Le médicament à près d’un million d’euros  

 

 

 

Comment le laboratoire Biogen tente-t-il d’imposer un prix exorbitant pour un médicament contre une maladie incurable alors même que la preuve de son efficacité n’est pas pleinement démontrée ?

 

C’est un nouveau record dans une course folle. L’affaire, exemplaire, est analysée dans la livraison d’août de Prescrire, mensuel spécialisé indépendant de l’industrie pharmaceutique. Elle concerne le nusinersen, médicament commercialisé sous le nom de Spinraza® par la multinationale pharmaceutique américaine Biogen. Ce médicament est depuis un peu plus d’un an officiellement autorisé dans certaines formes d’amyotrophie spinale (SMA): une maladie génétique rare qui se caractérise par une dégénérescence progressive de certains neurones. Ce phénomène entraîne une atrophie des muscles des quatre membres et du tronc. Plus la maladie survient tôt, plus le pronostic est sévère. Dans les formes les plus précoces, la durée de vie peut ne pas dépasser quelques mois à deux ans.

 

On estime que le nombre de personnes atteintes se situe entre une sur 6.000 et une sur 10.000 naissances. Il y a, en France, environ cent vingt nouveaux cas d’amyotrophie spinale par an, et environ 1.500 malades, tous types confondus.

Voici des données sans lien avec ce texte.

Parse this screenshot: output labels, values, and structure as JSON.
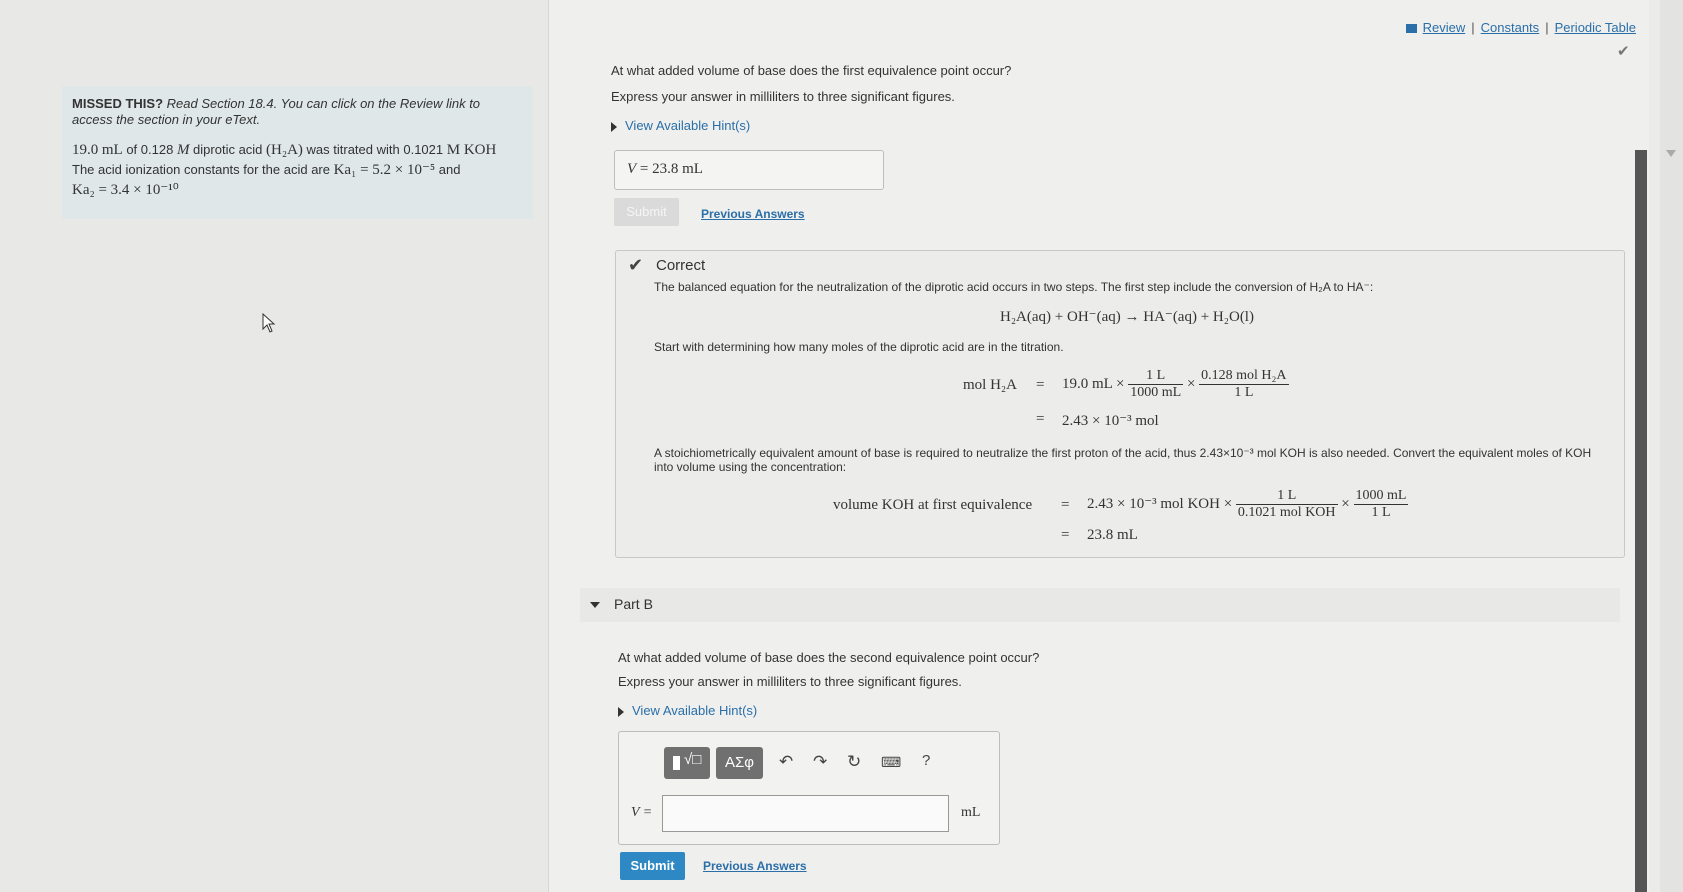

Cette maladie génétique est la conséquence du dysfonctionnement d’un gène parfaitement identifié : le gène SMN1 (codant pour une protéine dite de « survie du motoneurone »).

 

 

Un médicament qui reste à évaluer

Longtemps rangée dans la catégorie des maladies dites « orphelines », l’amyotrophie spinale a, depuis deux décennies, fait l’objet de considérables avancées grâce aux progrès de la génétique. « Les recherches dans ce domaine sont notamment conduites au niveau international à travers un consortium de chercheurs et de médecins collaborant de manière très active et au sein duquel la France a joué un rôle important, en particulier dans l’identification de l’anomalie en cause par l’équipe de Judith Melki de l’hôpital Necker (Paris) en 1995. », précise-t-on auprès de l’AFM-Téléthon.

 

Une fois compris les mécanismes moléculaires à l’origine des symptômes, différentes perspectives thérapeutiques ont commencé à voir le jour. La plus en pointe, aujourd’hui, est celle d’une petite molécule (un oligonucléotide) dit « anti-sens » : le nusinersen commercialisé sous le nom de Spinraza®. Quelques mois après les États-Unis, Biogen obtenait en mai 2017 une autorisation de mise sur le marché (AMM) délivrée par l’Agence européenne du médicament –il s’agissait alors du premier médicament autorisé pour le traitement de l’amyotrophie spinale. Il l’est toujours aujourd’hui.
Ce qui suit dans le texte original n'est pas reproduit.